Martin Bustos Moyano : La non-reconduction de mon contrat ne fut pas vraiment une surprise. Des raisons administratives m’ont en effet éloigné des pelouses pendant près de deux mois car dans mon contrat, une clause stipulait la reconduction automatique de contrat d’un an supplémentaire si je disputais plus de quinze rencontres. Or, au fil des matchs et de ma mise à l’écart, je devinais que le club ne souhaitait pas me conserver l’année suivante. Toutefois, vers la fin de saison, on m’a proposé un poste d’entraîneur des buteurs, mais j’ai refusé : je n’étais pas intéressé par ce type de fonction.

Martin Bustos Moyano a joué au rugby pendant dix ans en France. Crédit photo : site de l’Aviron Bayonnais rugby pro.

cultureSPORT : Avez-vous eu du mal à arrêter ?

Martin Bustos Moyano : Je dois avouer que le rugby ne me manque pas du tout. D’ailleurs, je ne le regarde pas forcément et depuis la célébration du titre de champion de Pro D2, je ne suis toujours pas retourné à Jean-Dauger.

cultureSPORT : Que faites-vous maintenant ?

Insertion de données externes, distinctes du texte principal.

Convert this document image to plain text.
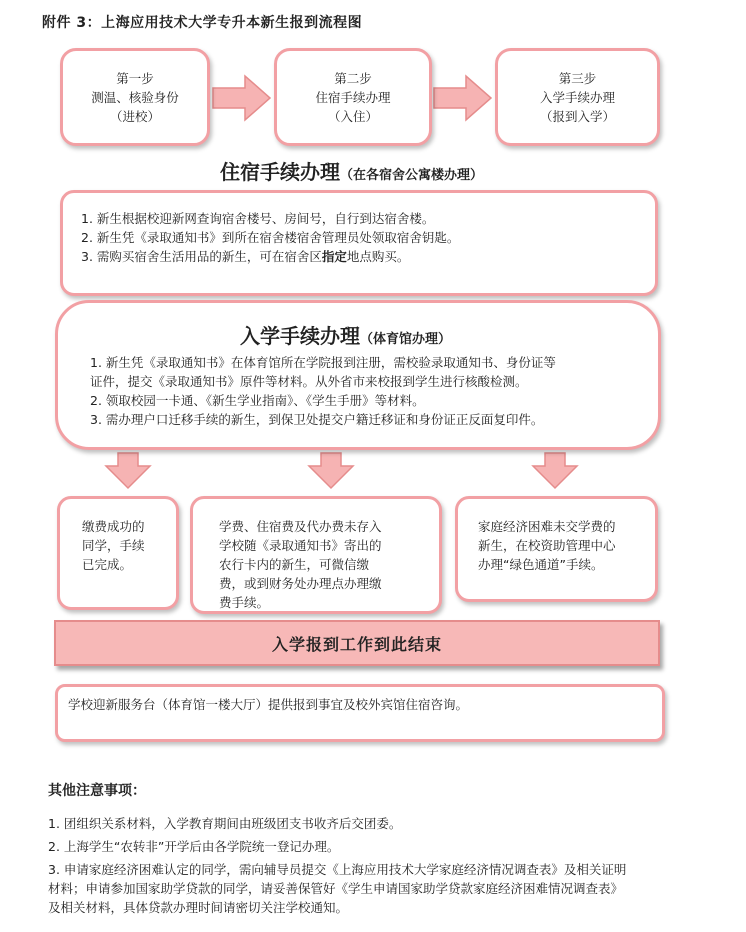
附件 3：上海应用技术大学专升本新生报到流程图
第一步
测温、核验身份
（进校）
第二步
住宿手续办理
（入住）
第三步
入学手续办理
（报到入学）
住宿手续办理（在各宿舍公寓楼办理）
1. 新生根据校迎新网查询宿舍楼号、房间号，自行到达宿舍楼。
2. 新生凭《录取通知书》到所在宿舍楼宿舍管理员处领取宿舍钥匙。
3. 需购买宿舍生活用品的新生，可在宿舍区指定地点购买。
入学手续办理（体育馆办理）
1. 新生凭《录取通知书》在体育馆所在学院报到注册，需校验录取通知书、身份证等
证件，提交《录取通知书》原件等材料。从外省市来校报到学生进行核酸检测。
2. 领取校园一卡通、《新生学业指南》、《学生手册》等材料。
3. 需办理户口迁移手续的新生，到保卫处提交户籍迁移证和身份证正反面复印件。
缴费成功的
同学，手续
已完成。
学费、住宿费及代办费未存入
学校随《录取通知书》寄出的
农行卡内的新生，可微信缴
费，或到财务处办理点办理缴
费手续。
家庭经济困难未交学费的
新生，在校资助管理中心
办理“绿色通道”手续。
入学报到工作到此结束
学校迎新服务台（体育馆一楼大厅）提供报到事宜及校外宾馆住宿咨询。
其他注意事项：
1. 团组织关系材料，入学教育期间由班级团支书收齐后交团委。
2. 上海学生“农转非”开学后由各学院统一登记办理。
3. 申请家庭经济困难认定的同学，需向辅导员提交《上海应用技术大学家庭经济情况调查表》及相关证明
材料；申请参加国家助学贷款的同学，请妥善保管好《学生申请国家助学贷款家庭经济困难情况调查表》
及相关材料，具体贷款办理时间请密切关注学校通知。
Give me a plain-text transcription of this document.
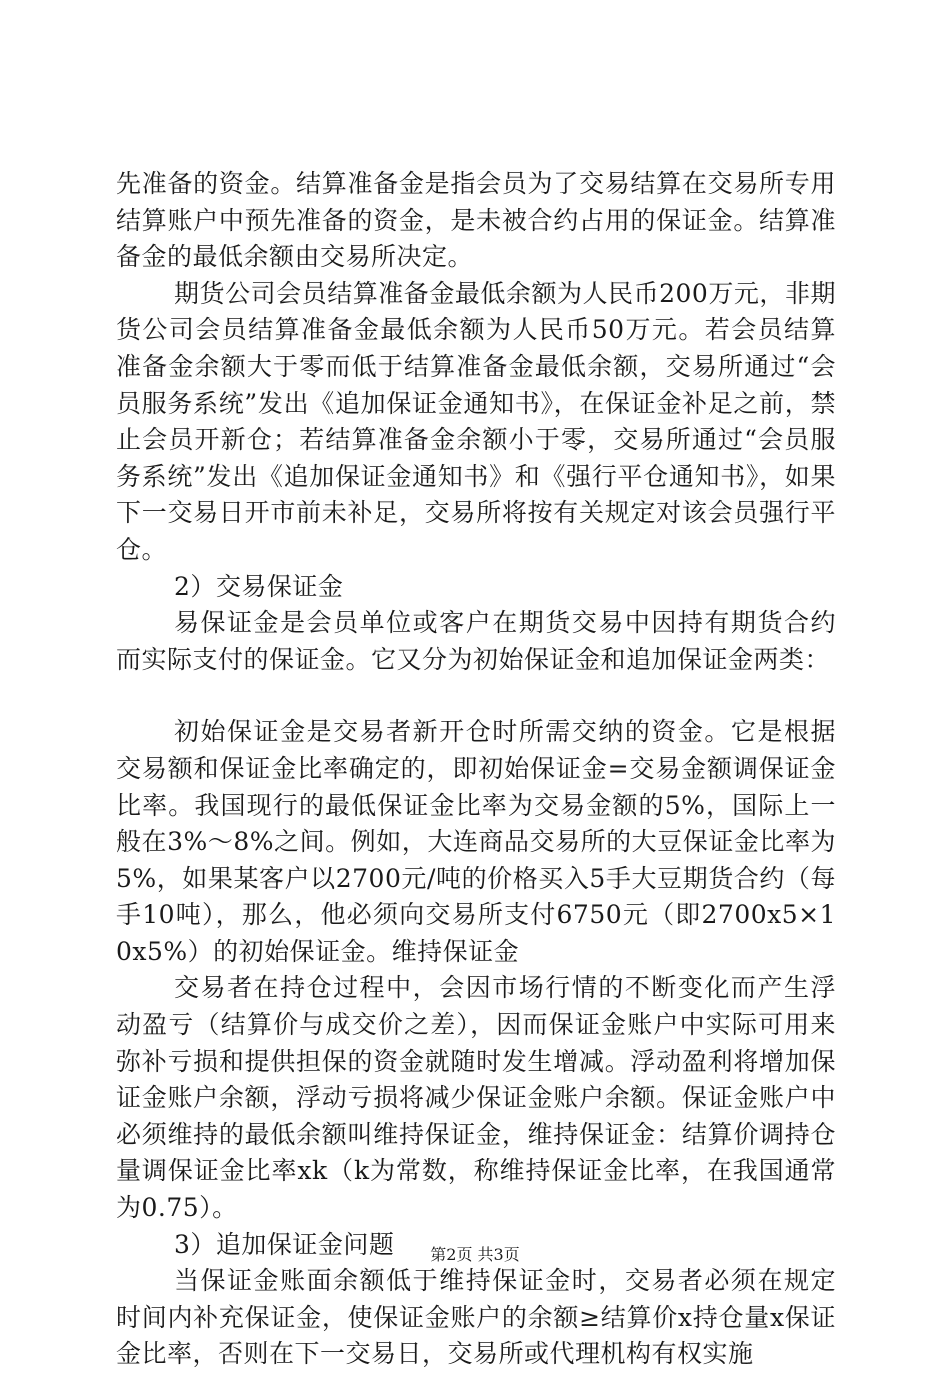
先准备的资金。结算准备金是指会员为了交易结算在交易所专用结算账户中预先准备的资金，是未被合约占用的保证金。结算准备金的最低余额由交易所决定。

期货公司会员结算准备金最低余额为人民币200万元，非期货公司会员结算准备金最低余额为人民币50万元。若会员结算准备金余额大于零而低于结算准备金最低余额，交易所通过“会员服务系统”发出《追加保证金通知书》，在保证金补足之前，禁止会员开新仓；若结算准备金余额小于零，交易所通过“会员服务系统”发出《追加保证金通知书》和《强行平仓通知书》，如果下一交易日开市前未补足，交易所将按有关规定对该会员强行平仓。

2）交易保证金

易保证金是会员单位或客户在期货交易中因持有期货合约而实际支付的保证金。它又分为初始保证金和追加保证金两类：

初始保证金是交易者新开仓时所需交纳的资金。它是根据交易额和保证金比率确定的，即初始保证金=交易金额调保证金比率。我国现行的最低保证金比率为交易金额的5%，国际上一般在3%～8%之间。例如，大连商品交易所的大豆保证金比率为5%，如果某客户以2700元/吨的价格买入5手大豆期货合约（每手10吨），那么，他必须向交易所支付6750元（即2700x5×10x5%）的初始保证金。维持保证金

交易者在持仓过程中，会因市场行情的不断变化而产生浮动盈亏（结算价与成交价之差），因而保证金账户中实际可用来弥补亏损和提供担保的资金就随时发生增减。浮动盈利将增加保证金账户余额，浮动亏损将减少保证金账户余额。保证金账户中必须维持的最低余额叫维持保证金，维持保证金：结算价调持仓量调保证金比率xk（k为常数，称维持保证金比率，在我国通常为0.75）。

3）追加保证金问题

当保证金账面余额低于维持保证金时，交易者必须在规定时间内补充保证金，使保证金账户的余额≥结算价x持仓量x保证金比率，否则在下一交易日，交易所或代理机构有权实施

第2页 共3页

Martin Bustos Moyano : Avant toute chose, le fait d’avoir quitté le rugby me permet de passer plus de temps avec ma famille. Après plusieurs saisons à l’Aviron Bayonnais, j’ai pourtant souhaité poser mes valises au Pays basque car je m’y plais énormément. Avec la mer et la montagne très proche, la qualité de vie y est exceptionnelle. Quant à ma reconversion, je viens de décrocher mon diplôme de business (sic). Je m’informe ainsi tous les jours des cours de la bourse. Je travaille également sur des projets de construction en Argentine. Je souhaiterais également devenir avocat.

cultureSPORT : Qu’avez-vous pensé de la saison 2019-2020 de l’Aviron ?

Martin Bustos Moyano : Ayant passé de nombreuses saisons en Top 14, je sais qu’un championnat est très compétitif et éprouvant. Mais grâce à la qualité de ses jeunes joueurs, l’équipe a véhiculé une image très positive et a su vaincre les meilleures formations. Je tiens à les féliciter pour la saison qu’ils ont effectuée, d’autant qu’ils ont fini en beauté avec cette victoire contre le Stade Toulousain (NDLR : victoire 20 à 10 en février dernier, pour le compte de la 17e journée).

cultureSPORT : Pour finir, est-ce imaginable selon vous de disputer des rencontres en huis clos, soit sans public ?

Martin Bustos Moyano : Cela serait très bizarre, surtout à Bayonne où le public de Jean-Dauger joue un véritable rôle de 16e homme. C’est certain que cette situation ferait clairement défaut à l’Aviron Bayonnais. Toutefois, si c’est la seule solution envisageable pour que le Top 14 redémarre, les joueurs devront s’adapter.


En quelques mots….

Le meilleur moment de votre carrière ?

Martin Bustos Moyano : Ma première sélection avec l’équipe nationale argentine face au Springboks d’Afrique du Sud en août 2008.

Le moment le plus difficile ?

Martin Bustos Moyano : Ma non-convocation pour la tournée contre les Barbarians en juin 2011 suite à une blessure lors de la finale de Top 14, alors que j’évoluais à Montpellier.

Votre plus grand regret ?

Martin Bustos Moyano : Ne pas avoir pu disputer de Coupe du Monde avec la sélection argentine.